When you suffer from chronic worry, you feel that your thoughts are spinning in an eternal wheel, that you are out of control, that you are going mad, or that the weight of anxiety will eventually crush you. But you can follow these steps to break that anxiety spiral and give yourself a break:

  • Exercise. Moving your body releases endorphins, which help relieve tension and stress. Focus your attention on how you feel when you run, dance, walk, your breathing and the rhythm of your heart.

  • Sign up for yoga or tai chi classes. These oriental disciplines keep you focused on the present, help you clear your mind and encourage well-being.
  • Breathe deeply. When you are worried, your breathing quickens, resulting in more serious images of anxiety. By practicing deep relaxation exercises, you can calm your mind.

5. Share your concerns

This may seem like a very simple solution to you, however talk to a trusted friend or family member who listens to you carefullyWithout judging or criticizing yourself, this is the most effective way to calm your anxiety.

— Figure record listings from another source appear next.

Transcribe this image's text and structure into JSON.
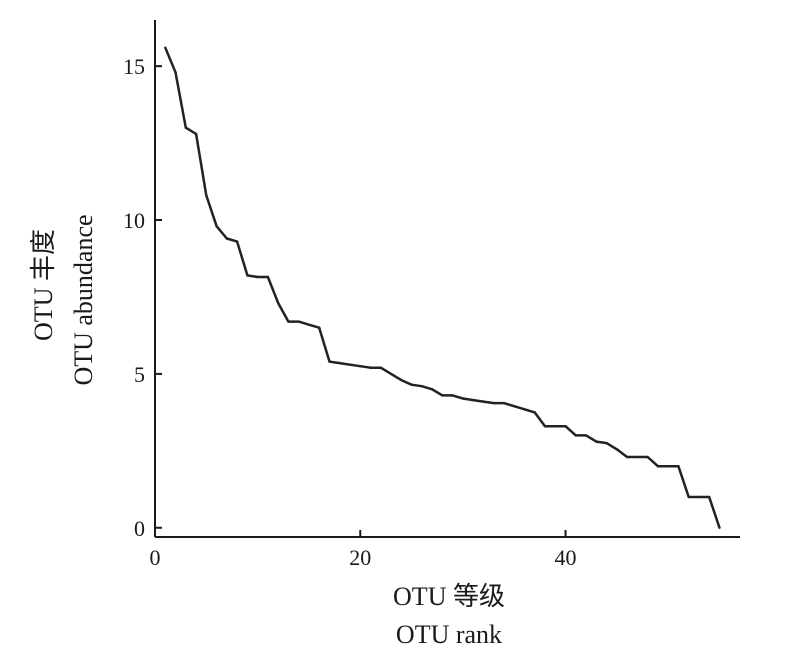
{
  "chart_data": {
    "type": "line",
    "title": "",
    "xlabel": [
      "OTU 等级",
      "OTU rank"
    ],
    "ylabel": [
      "OTU 丰度",
      "OTU abundance"
    ],
    "xlim": [
      0,
      57
    ],
    "ylim": [
      -0.3,
      16.5
    ],
    "xticks": [
      0,
      20,
      40
    ],
    "yticks": [
      0,
      5,
      10,
      15
    ],
    "xtick_labels": [
      "0",
      "20",
      "40"
    ],
    "ytick_labels": [
      "0",
      "5",
      "10",
      "15"
    ],
    "grid": false,
    "legend": "none",
    "line_color": "#222222",
    "series": [
      {
        "x": [
          1,
          2,
          3,
          4,
          5,
          6,
          7,
          8,
          9,
          10,
          11,
          12,
          13,
          14,
          15,
          16,
          17,
          18,
          19,
          20,
          21,
          22,
          23,
          24,
          25,
          26,
          27,
          28,
          29,
          30,
          31,
          32,
          33,
          34,
          35,
          36,
          37,
          38,
          39,
          40,
          41,
          42,
          43,
          44,
          45,
          46,
          47,
          48,
          49,
          50,
          51,
          52,
          53,
          54,
          55
        ],
        "y": [
          15.6,
          14.8,
          13.0,
          12.8,
          10.8,
          9.8,
          9.4,
          9.3,
          8.2,
          8.15,
          8.15,
          7.3,
          6.7,
          6.7,
          6.6,
          6.5,
          5.4,
          5.35,
          5.3,
          5.25,
          5.2,
          5.2,
          5.0,
          4.8,
          4.65,
          4.6,
          4.5,
          4.3,
          4.3,
          4.2,
          4.15,
          4.1,
          4.05,
          4.05,
          3.95,
          3.85,
          3.75,
          3.3,
          3.3,
          3.3,
          3.0,
          3.0,
          2.8,
          2.75,
          2.55,
          2.3,
          2.3,
          2.3,
          2.0,
          2.0,
          2.0,
          1.0,
          1.0,
          1.0,
          0.0
        ]
      }
    ]
  }
}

When you see that you are about to fall into a downward spiral, verbalizing your worries will help make them seem less serious.

Staying inside will only magnify and end up being overwhelming. Sharing them with someone you trust will help you see them in perspective. And if your concerns are justified, maybe someone else’s gaze will help you find the solution.

6. Practice mindfulness

Worrying usually involves focusing on the future: what can happen and what you could do to avoid it.. Or in the past: berating yourself for what you said or did wrong. Mindfulness allows you to focus on the present and therefore to free yourself from worries.

  • Recognize and observe your concerns. Don’t try to ignore them or fight them, just watch them as if you are an outside observer, without reacting or judging.
  • Let them go. You will notice that when you are not paying attention to these thoughts that appear suddenly, they will eventually disappear like clouds in the sky blown by the wind.
  • Keep your focus on the present. Focus your attention on how your body feels, your breathing, and the thoughts that enter thought, if you get stuck in any of them bring your attention back to them.
  • Do it daily. Mastering this technique takes time, so don’t be discouraged if you have trouble controlling your negative thoughts at first. Just breaking them off and coming back to it will help you strengthen the routine and create the habit of breaking the worry spiral.

7. Go to a professional

Psychological health professionals can help you better understand the causes and triggers of your concern. Outraged, they will offer you tools adapted to your case so that you can work on these emotional blockages until you regain control of your present and your future.